J’ai fini par comprendre que ce n’était pas moi qu’il fallait remettre en question mais plus l’institution
Sandrine Bioret, infirmière en reconversion
Face à ces mauvaises condition de travail, un salaire peu attractif et un manque de personnel constant, Sandrine Bioret décide de quitter le métier de ses rêves il y a 5 ans. Aujourd’hui, elle étudie la naturopathie pour garder un lien avec le patient. “Pour moi c’est dans la même lignée”, précise-t-elle. “La naturopathie c’est une façon de soigner naturellement les patients.”
Depuis des années, les syndicats alertent sur ces démissions en cascades. Face à la pénurie de personnel, ils réclament un plan Marshall. “Aujourd’hui, le personnel de santé travaille beaucoup plus qu’avant, dans des conditions déplorables, avec des rappels sans cesse parce qu’il manque du personnel”, alerte Pascal Mazet, le secrétaire départemental de la CGT Santé en Aveyron. “C’est le serpent qui se mord la queue. Aujourd’hui le personnel n’en peut plus et souvent, très souvent, il démissionne complètement.”

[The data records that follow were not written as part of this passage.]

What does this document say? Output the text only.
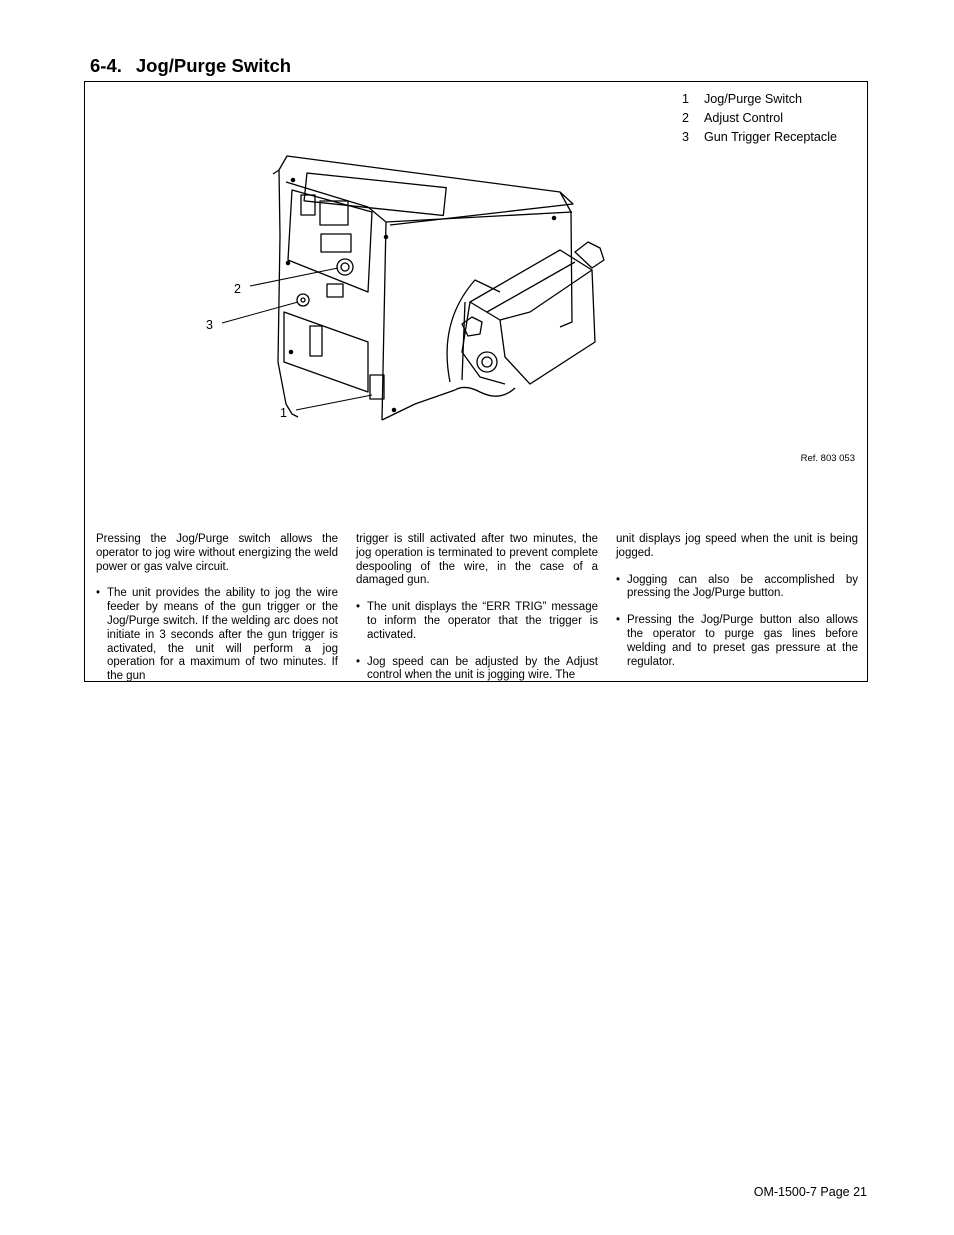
6-4. Jog/Purge Switch
1	Jog/Purge Switch
2	Adjust Control
3	Gun Trigger Receptacle
2
3
1
Ref. 803 053

Pressing the Jog/Purge switch allows the operator to jog wire without energizing the weld power or gas valve circuit.

• The unit provides the ability to jog the wire feeder by means of the gun trigger or the Jog/Purge switch. If the welding arc does not initiate in 3 seconds after the gun trigger is activated, the unit will perform a jog operation for a maximum of two minutes. If the gun

trigger is still activated after two minutes, the jog operation is terminated to prevent complete despooling of the wire, in the case of a damaged gun.

• The unit displays the “ERR TRIG” message to inform the operator that the trigger is activated.
• Jog speed can be adjusted by the Adjust control when the unit is jogging wire. The

unit displays jog speed when the unit is being jogged.

• Jogging can also be accomplished by pressing the Jog/Purge button.
• Pressing the Jog/Purge button also allows the operator to purge gas lines before welding and to preset gas pressure at the regulator.
OM-1500-7 Page 21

Zohra Guendouzi, étudiante infirmière
Bien consciente de la réalité du métier, Zohra Guendouzi ne regrette pas son choix. Elle est étudiante en première année d’école d’infirmière à Rodez. “Je me retrouve pas là par hasard, c’est quelque chose que j’ai choisi, que j’ai réfléchi”, argue l’étudiante. “Ce métier a des avantages que j’estime supérieurs aux inconvénients et qui me poussent à continuer ma formation et à aller jusqu’au bout. C'est un métier plein de sens, très riche humainement. On donne beaucoup mais on reçoit aussi beaucoup. C'est aussi très varié comme travail.” Après avoir tenté médecine à l’étranger et une autre carrière dans laquelle elle ne s’épanouit pas, elle décide de se lancer à 36 ans car la santé est pour elle une vocation. Zohra Guendouzi ne sait pas encore si elle fera toute sa carrière à l’hôpital.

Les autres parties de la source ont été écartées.